Fashionmall.com Bets on Boo.com Brand
A U.S.-based e-tailer hopes the brand will help it penetrate the European market.
A U.S.-based e-tailer hopes the brand will help it penetrate the European market.
In paying what has been reported as “substantially more” for the boo.com domain name and trademark than Bright Station paid for the failed e-tailer’s technology, fashionmall.com has placed a big bet that the boo.com brand is worth big bucks; and naming experts are giving the company good odds.
The U.S.-based fashionmall.com, a content and e-commerce player, didn’t disclose the exact amount it paid for the assets, but reportedly it was significantly more than the $374,000 paid by the British computer firm.
The company hopes to use the boo.com brand to boost its efforts to penetrate the European market.
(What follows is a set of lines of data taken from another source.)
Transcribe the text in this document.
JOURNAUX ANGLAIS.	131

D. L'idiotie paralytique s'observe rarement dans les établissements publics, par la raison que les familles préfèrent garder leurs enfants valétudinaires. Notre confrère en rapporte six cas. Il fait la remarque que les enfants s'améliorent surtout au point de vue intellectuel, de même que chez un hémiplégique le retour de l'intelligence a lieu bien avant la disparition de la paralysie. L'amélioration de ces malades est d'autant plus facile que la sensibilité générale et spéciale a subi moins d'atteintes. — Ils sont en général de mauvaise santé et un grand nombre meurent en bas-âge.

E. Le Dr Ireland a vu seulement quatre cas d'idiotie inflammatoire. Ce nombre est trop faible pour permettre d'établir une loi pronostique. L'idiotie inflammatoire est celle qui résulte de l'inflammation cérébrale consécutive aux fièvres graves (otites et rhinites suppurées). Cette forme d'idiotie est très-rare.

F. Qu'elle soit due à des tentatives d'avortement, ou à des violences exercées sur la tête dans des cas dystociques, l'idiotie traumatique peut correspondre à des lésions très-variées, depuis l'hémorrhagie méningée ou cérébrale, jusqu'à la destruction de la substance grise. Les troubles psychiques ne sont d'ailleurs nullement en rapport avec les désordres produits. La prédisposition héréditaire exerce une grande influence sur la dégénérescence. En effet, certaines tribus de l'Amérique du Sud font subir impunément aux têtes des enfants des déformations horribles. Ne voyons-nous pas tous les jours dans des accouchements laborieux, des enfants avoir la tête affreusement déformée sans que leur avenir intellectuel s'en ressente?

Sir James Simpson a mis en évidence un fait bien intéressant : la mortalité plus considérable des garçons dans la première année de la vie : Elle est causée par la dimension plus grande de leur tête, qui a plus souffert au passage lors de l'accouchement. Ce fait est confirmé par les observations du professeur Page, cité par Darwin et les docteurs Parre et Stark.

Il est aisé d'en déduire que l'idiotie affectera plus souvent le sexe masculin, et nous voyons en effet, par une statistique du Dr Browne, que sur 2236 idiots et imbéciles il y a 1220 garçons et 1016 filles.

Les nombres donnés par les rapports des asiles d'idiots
Boo.com had, in November 1999, begun spending $65 million for a six-nation advertising campaign in Europe and the US, which was to go on for two years.
“Boo.com is the brand in Europe for online fashion, and we have been looking for a foothold in Europe since the beginning of the year,” said fashionmall.com chief executive officer Ben Narasin.
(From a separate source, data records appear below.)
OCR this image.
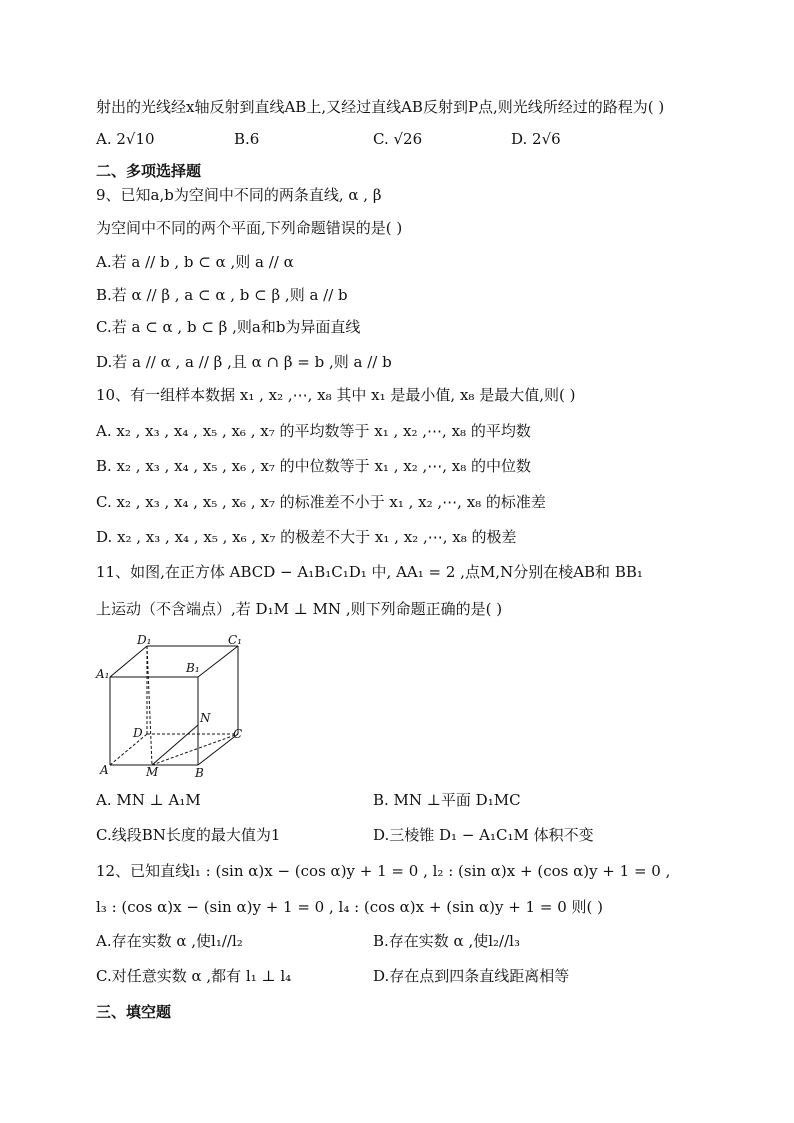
射出的光线经x轴反射到直线AB上,又经过直线AB反射到P点,则光线所经过的路程为( )
A. 2√10	B.6	C. √26	D. 2√6
二、多项选择题
9、已知a,b为空间中不同的两条直线, α , β
为空间中不同的两个平面,下列命题错误的是( )
A.若 a // b , b ⊂ α ,则 a // α
B.若 α // β , a ⊂ α , b ⊂ β ,则 a // b
C.若 a ⊂ α , b ⊂ β ,则a和b为异面直线
D.若 a // α , a // β ,且 α ∩ β = b ,则 a // b
10、有一组样本数据 x₁ , x₂ ,⋯, x₈ 其中 x₁ 是最小值, x₈ 是最大值,则( )
A. x₂ , x₃ , x₄ , x₅ , x₆ , x₇ 的平均数等于 x₁ , x₂ ,⋯, x₈ 的平均数
B. x₂ , x₃ , x₄ , x₅ , x₆ , x₇ 的中位数等于 x₁ , x₂ ,⋯, x₈ 的中位数
C. x₂ , x₃ , x₄ , x₅ , x₆ , x₇ 的标准差不小于 x₁ , x₂ ,⋯, x₈ 的标准差
D. x₂ , x₃ , x₄ , x₅ , x₆ , x₇ 的极差不大于 x₁ , x₂ ,⋯, x₈ 的极差
11、如图,在正方体 ABCD − A₁B₁C₁D₁ 中, AA₁ = 2 ,点M,N分别在棱AB和 BB₁
上运动（不含端点）,若 D₁M ⊥ MN ,则下列命题正确的是( )
D₁	C₁
A₁	B₁
N
D	C
A	M	B
A. MN ⊥ A₁M	B. MN ⊥平面 D₁MC
C.线段BN长度的最大值为1	D.三棱锥 D₁ − A₁C₁M 体积不变
12、已知直线l₁ : (sin α)x − (cos α)y + 1 = 0 , l₂ : (sin α)x + (cos α)y + 1 = 0 ,
l₃ : (cos α)x − (sin α)y + 1 = 0 , l₄ : (cos α)x + (sin α)y + 1 = 0 则( )
A.存在实数 α ,使l₁//l₂	B.存在实数 α ,使l₂//l₃
C.对任意实数 α ,都有 l₁ ⊥ l₄	D.存在点到四条直线距离相等
三、填空题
“This accelerates the process of entering the European and global market by at least six to twelve months.”
But it’s not just those big dollars spent on branding that naming consultants like about the deal — it’s the boo.com name itself.
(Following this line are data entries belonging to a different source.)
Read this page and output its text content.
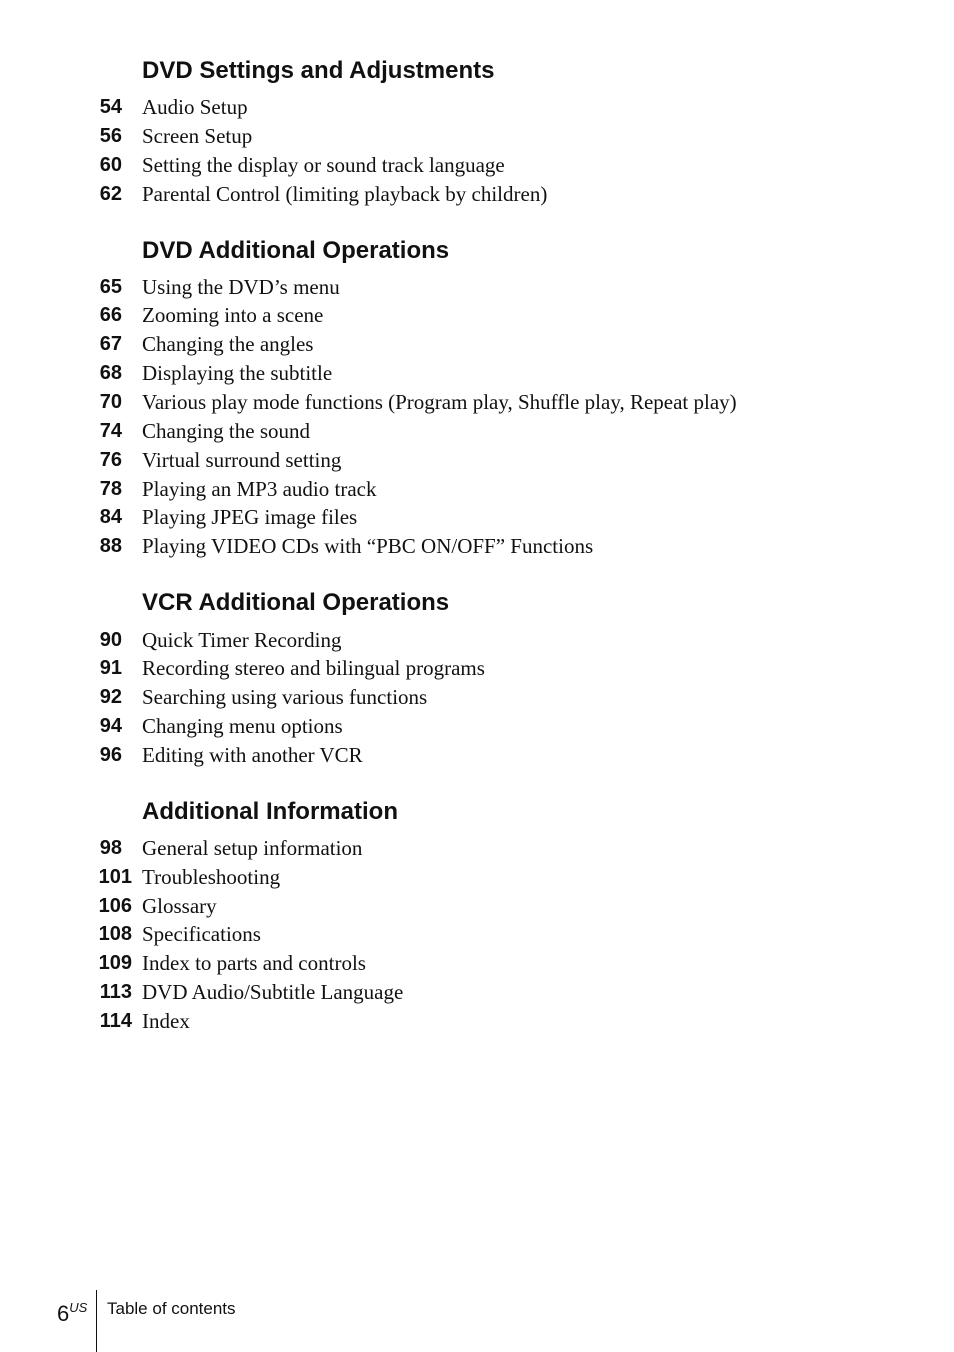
DVD Settings and Adjustments
54 Audio Setup
56 Screen Setup
60 Setting the display or sound track language
62 Parental Control (limiting playback by children)
DVD Additional Operations
65 Using the DVD’s menu
66 Zooming into a scene
67 Changing the angles
68 Displaying the subtitle
70 Various play mode functions (Program play, Shuffle play, Repeat play)
74 Changing the sound
76 Virtual surround setting
78 Playing an MP3 audio track
84 Playing JPEG image files
88 Playing VIDEO CDs with “PBC ON/OFF” Functions
VCR Additional Operations
90 Quick Timer Recording
91 Recording stereo and bilingual programs
92 Searching using various functions
94 Changing menu options
96 Editing with another VCR
Additional Information
98 General setup information
101 Troubleshooting
106 Glossary
108 Specifications
109 Index to parts and controls
113 DVD Audio/Subtitle Language
114 Index
$6^{US}$ Table of contents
“It’s a much better name, and a much better opportunity for building a brand, than fashionmall.com,” said Steve Manning, managing director of naming and branding firm A Hundred Monkeys.
Fashionmall.com contains two words that tend to get lost in the sea of Internet names, because they are so common. There are a lot of fashion and a lot of mall names out there, said Manning.
“It’s memorable, it’s unique, it’s short and sweet,” said Athol Foden, vice president of branding at Cintara, formerly known as NameTrade, also pointing out that it’s a three-letter domain name, all of which are now taken.
“It’s sometimes hard to get emotional connotations out of Internet brands like About.com or Go, but boo is full of them. If you don’t have emotion today, you’re nothing on the Web.”
And the brand’s reputation as a failed company? Will that taint fashionmall.com going forward? Apparently not, say these naming gurus, who say consumers have short-term memories for new brands.
“These brands go through all sorts of changes,” said Manning.
Fashionmall.com plans to move the boo.com brand out of the e-commerce business, and position it as a vertical portal for international fashion. The company will also build on the brand created by the company’s Boom online magazine, to provide editorial content about fashion.